Liquid light, a wheel of gels, a battery of projectors, all convene on the white space behind the duo of Eric Tsai and Justin Simon, the two swelling their Korg and guitar until they are Invisible Conga People. It’s too freaking hot and thick to dance, much less move, but while ICP’s tracks can inspire such movements, they are also psychedelic and head-nod enough to work as brainstem-dance, too. Organic, ever-warping lights refract and get layered by JLS and crew, while steel drums get melted down into quicksilver beads by Tsai. All the while Simon runs his six-string (as well as his voice) through a half-circle of effects. Slowly, the duo’s arpeggios cohere into a side from their Italians Do It Better single, “Cable Dazed,” the resultant minimal noir not unlike that of an imaginary discotheque in Godard’s futureshock Alphaville. The hose blasts of Simon’s fuzzed-out voice and Tsai’s warped kick drum, which sounds more like a bogful of frogs, slowly segues into the start of Soft Circle’s set.

While the previous week’s preview presumed that Soft Circle’s set would emphasize the first word of the name, lone member Hisham Bharoocha instead coos along with ICP’s throb, adding a hi-hat figure that synchs up expertly for a few bars. These days, the beat literally comes first for Soft Circle. For each song on his set, Bharoocha starts off with triggered electronic drums, then reaches for a plugged-in guitar, fingering a quick figure on its fretboard, which moves from linear line to loop-de-loop. Similarly, Light casts a shadow play of a naked hula-hooper against an always fluctuating bath of purple and pink light throughout.

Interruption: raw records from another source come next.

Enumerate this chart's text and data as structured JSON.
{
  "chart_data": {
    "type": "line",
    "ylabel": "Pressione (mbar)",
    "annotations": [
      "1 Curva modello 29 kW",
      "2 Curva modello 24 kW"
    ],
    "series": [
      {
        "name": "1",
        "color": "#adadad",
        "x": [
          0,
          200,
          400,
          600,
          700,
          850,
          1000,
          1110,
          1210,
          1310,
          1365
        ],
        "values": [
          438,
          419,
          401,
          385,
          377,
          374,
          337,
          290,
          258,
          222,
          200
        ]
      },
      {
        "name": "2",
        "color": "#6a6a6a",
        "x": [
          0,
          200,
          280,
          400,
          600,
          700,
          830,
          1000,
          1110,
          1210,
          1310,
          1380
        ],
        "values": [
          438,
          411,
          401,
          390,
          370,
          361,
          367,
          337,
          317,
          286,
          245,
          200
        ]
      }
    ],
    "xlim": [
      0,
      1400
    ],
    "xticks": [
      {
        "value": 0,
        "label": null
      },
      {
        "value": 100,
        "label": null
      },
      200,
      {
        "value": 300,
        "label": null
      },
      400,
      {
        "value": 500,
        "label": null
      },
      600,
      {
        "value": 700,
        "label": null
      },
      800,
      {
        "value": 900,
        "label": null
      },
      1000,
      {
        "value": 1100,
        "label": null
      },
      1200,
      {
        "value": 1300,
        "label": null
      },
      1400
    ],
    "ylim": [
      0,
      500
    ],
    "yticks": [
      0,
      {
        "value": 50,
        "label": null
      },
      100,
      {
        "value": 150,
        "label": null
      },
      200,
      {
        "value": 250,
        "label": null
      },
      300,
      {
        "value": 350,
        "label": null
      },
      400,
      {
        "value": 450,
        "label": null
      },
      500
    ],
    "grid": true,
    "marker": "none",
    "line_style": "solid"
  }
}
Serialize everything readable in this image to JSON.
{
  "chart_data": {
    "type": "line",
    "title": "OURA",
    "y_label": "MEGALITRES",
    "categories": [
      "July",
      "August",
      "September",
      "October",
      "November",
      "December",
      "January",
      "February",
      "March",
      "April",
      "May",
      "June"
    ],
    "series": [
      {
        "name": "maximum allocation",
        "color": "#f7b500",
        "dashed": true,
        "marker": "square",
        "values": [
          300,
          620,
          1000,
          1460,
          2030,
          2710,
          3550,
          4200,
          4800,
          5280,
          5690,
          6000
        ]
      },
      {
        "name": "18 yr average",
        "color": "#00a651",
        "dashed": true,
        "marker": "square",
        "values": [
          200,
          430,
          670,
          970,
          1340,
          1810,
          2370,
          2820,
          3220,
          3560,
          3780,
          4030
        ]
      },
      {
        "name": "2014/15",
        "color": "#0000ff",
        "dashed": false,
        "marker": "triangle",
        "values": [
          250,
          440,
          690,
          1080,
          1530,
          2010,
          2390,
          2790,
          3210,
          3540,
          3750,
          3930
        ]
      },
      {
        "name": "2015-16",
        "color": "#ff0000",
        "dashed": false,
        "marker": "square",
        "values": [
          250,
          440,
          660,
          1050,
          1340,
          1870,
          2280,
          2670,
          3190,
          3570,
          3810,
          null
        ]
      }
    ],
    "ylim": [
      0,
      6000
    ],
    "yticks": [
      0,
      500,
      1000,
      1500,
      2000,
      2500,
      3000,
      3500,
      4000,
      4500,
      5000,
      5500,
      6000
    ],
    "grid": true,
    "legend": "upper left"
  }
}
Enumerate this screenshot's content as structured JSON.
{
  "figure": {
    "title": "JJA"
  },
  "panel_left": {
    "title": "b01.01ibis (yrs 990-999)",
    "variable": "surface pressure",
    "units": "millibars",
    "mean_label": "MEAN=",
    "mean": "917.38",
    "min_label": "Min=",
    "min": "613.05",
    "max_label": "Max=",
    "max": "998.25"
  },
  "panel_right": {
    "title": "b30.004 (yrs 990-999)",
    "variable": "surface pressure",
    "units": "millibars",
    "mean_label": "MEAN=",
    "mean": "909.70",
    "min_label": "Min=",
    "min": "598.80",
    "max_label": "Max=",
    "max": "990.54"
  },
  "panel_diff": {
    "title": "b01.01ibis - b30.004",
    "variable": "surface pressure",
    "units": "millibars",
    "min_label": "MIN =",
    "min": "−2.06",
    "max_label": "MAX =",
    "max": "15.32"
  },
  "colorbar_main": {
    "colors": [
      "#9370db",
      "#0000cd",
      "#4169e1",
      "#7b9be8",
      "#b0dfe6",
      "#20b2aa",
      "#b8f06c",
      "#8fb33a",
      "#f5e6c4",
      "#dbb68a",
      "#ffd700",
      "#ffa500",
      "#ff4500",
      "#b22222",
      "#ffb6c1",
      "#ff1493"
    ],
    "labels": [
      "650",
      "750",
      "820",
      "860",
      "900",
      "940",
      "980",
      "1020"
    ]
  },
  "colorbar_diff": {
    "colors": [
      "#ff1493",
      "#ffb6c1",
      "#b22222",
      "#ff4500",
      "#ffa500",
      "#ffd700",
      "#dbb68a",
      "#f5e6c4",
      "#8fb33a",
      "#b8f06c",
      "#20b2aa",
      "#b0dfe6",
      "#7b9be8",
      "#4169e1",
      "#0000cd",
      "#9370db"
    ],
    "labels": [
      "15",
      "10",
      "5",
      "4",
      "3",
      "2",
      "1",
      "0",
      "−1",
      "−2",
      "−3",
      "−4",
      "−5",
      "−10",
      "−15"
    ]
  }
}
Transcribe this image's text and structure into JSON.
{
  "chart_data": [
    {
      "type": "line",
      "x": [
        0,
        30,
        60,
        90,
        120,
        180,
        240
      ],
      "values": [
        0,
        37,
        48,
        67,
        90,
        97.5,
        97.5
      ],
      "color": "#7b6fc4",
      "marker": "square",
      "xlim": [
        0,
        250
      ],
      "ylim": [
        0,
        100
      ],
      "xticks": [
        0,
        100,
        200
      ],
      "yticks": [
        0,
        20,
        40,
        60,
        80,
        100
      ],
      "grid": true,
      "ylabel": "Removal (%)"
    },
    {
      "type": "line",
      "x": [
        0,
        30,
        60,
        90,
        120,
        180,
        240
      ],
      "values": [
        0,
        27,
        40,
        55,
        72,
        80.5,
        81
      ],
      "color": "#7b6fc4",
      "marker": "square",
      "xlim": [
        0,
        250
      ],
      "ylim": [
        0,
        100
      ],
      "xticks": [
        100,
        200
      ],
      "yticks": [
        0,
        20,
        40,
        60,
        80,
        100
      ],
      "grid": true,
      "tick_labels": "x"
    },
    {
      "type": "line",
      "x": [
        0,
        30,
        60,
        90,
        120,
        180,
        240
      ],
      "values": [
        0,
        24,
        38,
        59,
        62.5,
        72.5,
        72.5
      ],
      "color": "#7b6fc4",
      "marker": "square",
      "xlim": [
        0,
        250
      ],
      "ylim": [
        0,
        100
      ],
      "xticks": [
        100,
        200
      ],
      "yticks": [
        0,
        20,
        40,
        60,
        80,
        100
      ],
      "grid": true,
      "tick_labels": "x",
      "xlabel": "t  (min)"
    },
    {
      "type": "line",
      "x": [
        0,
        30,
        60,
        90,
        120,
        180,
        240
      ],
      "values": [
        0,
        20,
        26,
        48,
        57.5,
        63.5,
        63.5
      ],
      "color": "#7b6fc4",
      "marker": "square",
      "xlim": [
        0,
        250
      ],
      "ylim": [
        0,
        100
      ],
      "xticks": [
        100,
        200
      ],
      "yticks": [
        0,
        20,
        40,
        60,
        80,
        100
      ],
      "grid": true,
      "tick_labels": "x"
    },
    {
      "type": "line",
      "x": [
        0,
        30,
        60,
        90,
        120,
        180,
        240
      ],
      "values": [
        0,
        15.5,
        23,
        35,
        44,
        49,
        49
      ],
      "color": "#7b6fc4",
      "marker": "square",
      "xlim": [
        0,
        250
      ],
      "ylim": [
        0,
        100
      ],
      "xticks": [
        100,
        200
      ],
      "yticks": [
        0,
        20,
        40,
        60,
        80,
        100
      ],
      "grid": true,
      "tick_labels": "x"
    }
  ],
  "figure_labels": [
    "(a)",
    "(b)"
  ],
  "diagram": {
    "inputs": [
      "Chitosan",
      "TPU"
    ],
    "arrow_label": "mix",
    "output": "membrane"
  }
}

Turning back around on his drum throne once the other instruments are set in perpetual motion, Bharoocha then drums along with these helixes of sound. The only problem with such an assembly is that when his live drums do burst forth (taking a minute or so for each number), they’re mixed three times louder than everything else, blocking out the meticulously-woven loops. While uptempo and percolating throughout, some parts of Bharoocha’s set feel like drum practice, to where it’s more about keeping up the juggling act than playing a show as a one-man band. Perhaps Soft Circle can learn a few tricks from a duo that deems itself “people” and turn itself plural.